E delle figure sportive, replicanti gesti primordiali, che Affinati aveva rintracciato come costanti di De Angelis, che ne è? Che ne è di ciò che adesso si chiama «vortice da stadio» (Nessuno riposa)? «Ecco l’acrobata della notte, il corpo / senza nulla, un’incisione / nell’aria, un puro scoccare / di fosfori: gettò il suo smeraldo / all’ultima fortuna, si avvicinò ai sepolti, / indicò a ciascuno la strada. La terra appartiene / a chi l’ha abbandonata », dice una delle poesie che si chiudono come fossero epigrammi pronti a utilizzare frasi antiche in una chiave che le rovescia in verità; e anche: «la bella epopea, il peso mortale di un pallone » (Vicina all’anima), senza poter capire «se l’incrocio dei pali / è legno o leggenda» (Non ho saputo); o «due centimetri, tra il corpo e l’asticella, / che dà luce a ogni applauso» (L’infinito appare).

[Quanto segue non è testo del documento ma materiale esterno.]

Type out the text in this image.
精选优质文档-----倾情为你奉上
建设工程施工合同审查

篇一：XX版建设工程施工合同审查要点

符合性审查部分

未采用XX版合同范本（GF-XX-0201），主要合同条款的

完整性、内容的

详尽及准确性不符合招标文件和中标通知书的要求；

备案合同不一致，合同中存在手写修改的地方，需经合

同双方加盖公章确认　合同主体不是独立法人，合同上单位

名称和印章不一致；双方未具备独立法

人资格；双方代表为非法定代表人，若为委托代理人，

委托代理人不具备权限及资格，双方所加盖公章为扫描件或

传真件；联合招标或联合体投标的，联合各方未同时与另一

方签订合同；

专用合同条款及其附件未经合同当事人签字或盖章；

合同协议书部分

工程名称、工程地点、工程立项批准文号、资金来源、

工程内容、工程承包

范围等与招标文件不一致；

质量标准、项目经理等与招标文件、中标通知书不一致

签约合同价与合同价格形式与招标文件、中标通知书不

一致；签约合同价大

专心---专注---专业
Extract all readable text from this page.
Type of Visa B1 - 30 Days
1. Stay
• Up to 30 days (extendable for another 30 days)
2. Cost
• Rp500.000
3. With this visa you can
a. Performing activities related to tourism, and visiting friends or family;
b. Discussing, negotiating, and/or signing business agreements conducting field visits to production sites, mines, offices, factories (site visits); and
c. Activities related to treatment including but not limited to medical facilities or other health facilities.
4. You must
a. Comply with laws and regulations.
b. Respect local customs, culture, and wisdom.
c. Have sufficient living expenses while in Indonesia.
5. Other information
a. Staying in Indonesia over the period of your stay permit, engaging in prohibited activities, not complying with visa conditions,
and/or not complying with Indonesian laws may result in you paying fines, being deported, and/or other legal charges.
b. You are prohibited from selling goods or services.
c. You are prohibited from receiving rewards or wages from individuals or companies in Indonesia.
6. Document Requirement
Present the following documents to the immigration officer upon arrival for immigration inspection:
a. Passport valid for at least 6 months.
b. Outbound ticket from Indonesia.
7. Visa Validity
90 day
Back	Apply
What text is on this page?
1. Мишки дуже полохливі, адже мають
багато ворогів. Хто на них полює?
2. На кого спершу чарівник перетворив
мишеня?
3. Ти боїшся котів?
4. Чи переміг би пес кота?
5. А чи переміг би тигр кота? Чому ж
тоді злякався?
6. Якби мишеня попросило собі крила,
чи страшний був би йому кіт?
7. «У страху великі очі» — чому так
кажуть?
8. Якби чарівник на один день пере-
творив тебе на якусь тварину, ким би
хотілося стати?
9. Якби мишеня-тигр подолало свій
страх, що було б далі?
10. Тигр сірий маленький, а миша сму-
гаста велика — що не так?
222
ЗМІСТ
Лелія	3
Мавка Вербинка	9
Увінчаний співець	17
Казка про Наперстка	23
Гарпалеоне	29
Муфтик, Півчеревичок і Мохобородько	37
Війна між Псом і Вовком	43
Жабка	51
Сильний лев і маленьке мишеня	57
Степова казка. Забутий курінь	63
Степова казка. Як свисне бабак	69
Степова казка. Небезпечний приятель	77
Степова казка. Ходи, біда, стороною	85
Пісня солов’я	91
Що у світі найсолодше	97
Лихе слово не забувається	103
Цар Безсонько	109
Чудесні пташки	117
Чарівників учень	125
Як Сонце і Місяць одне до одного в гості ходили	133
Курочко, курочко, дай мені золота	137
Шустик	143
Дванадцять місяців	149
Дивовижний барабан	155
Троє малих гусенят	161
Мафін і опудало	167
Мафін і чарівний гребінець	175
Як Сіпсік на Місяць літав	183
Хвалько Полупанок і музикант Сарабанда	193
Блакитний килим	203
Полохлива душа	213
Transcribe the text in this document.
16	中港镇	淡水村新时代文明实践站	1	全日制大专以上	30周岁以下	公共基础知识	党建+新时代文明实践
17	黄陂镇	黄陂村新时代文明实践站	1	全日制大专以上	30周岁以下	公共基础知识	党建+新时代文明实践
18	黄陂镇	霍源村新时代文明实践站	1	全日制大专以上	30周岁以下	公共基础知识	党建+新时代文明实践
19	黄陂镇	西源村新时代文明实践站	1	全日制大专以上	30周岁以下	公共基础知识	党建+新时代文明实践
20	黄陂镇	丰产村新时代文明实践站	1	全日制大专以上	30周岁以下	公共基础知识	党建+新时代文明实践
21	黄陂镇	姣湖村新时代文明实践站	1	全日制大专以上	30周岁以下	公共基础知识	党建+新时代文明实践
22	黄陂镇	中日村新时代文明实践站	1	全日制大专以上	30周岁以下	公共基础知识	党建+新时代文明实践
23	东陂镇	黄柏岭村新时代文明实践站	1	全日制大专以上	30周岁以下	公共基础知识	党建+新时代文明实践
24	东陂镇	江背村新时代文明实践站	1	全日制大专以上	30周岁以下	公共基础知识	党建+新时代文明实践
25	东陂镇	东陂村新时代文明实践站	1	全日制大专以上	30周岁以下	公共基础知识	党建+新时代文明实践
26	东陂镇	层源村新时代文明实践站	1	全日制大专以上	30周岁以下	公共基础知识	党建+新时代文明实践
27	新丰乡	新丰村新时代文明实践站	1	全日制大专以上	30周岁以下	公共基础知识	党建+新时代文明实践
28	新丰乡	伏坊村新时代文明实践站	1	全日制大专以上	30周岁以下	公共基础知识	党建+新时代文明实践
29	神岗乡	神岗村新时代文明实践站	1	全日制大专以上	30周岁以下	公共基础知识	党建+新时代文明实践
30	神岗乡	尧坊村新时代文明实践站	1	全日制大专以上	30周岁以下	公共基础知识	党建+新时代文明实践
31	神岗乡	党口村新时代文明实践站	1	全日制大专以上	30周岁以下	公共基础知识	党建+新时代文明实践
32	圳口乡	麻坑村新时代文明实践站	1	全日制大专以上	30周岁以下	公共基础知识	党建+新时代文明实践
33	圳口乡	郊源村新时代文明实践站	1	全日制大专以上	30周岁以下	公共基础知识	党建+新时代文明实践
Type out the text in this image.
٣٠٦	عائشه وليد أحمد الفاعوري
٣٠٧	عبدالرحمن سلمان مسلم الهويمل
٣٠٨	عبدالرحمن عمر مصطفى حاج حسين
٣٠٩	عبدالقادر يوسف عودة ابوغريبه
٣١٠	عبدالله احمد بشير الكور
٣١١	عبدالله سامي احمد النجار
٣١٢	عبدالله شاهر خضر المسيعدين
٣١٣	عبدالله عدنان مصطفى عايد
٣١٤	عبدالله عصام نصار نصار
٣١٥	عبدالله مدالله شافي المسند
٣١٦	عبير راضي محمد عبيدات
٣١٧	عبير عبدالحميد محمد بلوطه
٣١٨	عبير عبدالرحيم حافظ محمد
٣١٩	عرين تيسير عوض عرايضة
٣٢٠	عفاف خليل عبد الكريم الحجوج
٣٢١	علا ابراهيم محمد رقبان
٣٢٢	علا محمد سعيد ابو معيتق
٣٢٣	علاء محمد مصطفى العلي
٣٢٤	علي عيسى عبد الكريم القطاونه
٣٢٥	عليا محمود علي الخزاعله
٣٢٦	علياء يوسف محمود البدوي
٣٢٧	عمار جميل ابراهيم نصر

Nell’elenco dei poeti cari manca Rimbaud, e un motivo ci sarà. La visionarietà della quale possono essere indiziati alcuni tratti di De Angelis è, contrariamente a ogni apparenza, una visionarietà controllata e dentro il tempo: e ciò, con il tacere su Rimbaud, spiega anche la scelta di Baudelaire. Così la coppia Thomas-Celan dice forse dell’enigmaticità tipica di De Angelis: non tanto, si badi, che le sue poesie siano enigmatiche e non di rado di arduo accesso; ma che l’enigma è il suo modo di rapportarsi alla realtà delle cose e alla realtà della poesia, perché «tutto / è consegnato / all’evidenza della fine » (È tardi), ed enigma solo (si chiama in vari modi; per esempio in 19 marzo: «oscure severità» o «innocenze sibilline») è ciò che sta di fronte a quell’unica e certa evidenza, anche quando sembra che possa aprirsi uno squarcio («tutti / gli incubi, per un intero pomeriggio, / mi lasciarono, Scala F; «e ogni cosa per noi sembra creata», Via Selvanesco, ancora). Così da questa poesia affiorano cose chiare e Ädolorosamente familiari, ma avvolte nel buio e rese stranite. Ogni cosa è un enigma che reca in sé l’enigma di tutte le cose, e c’è l’enigma degli enigmi, infine, e come sempre: «l’unica data che mi osserva e mi aspetta, / l’unica data » (È entrato qui); ovvero: «nessuno sapeva se la vita era immensa / oppure niente» (L’amore era).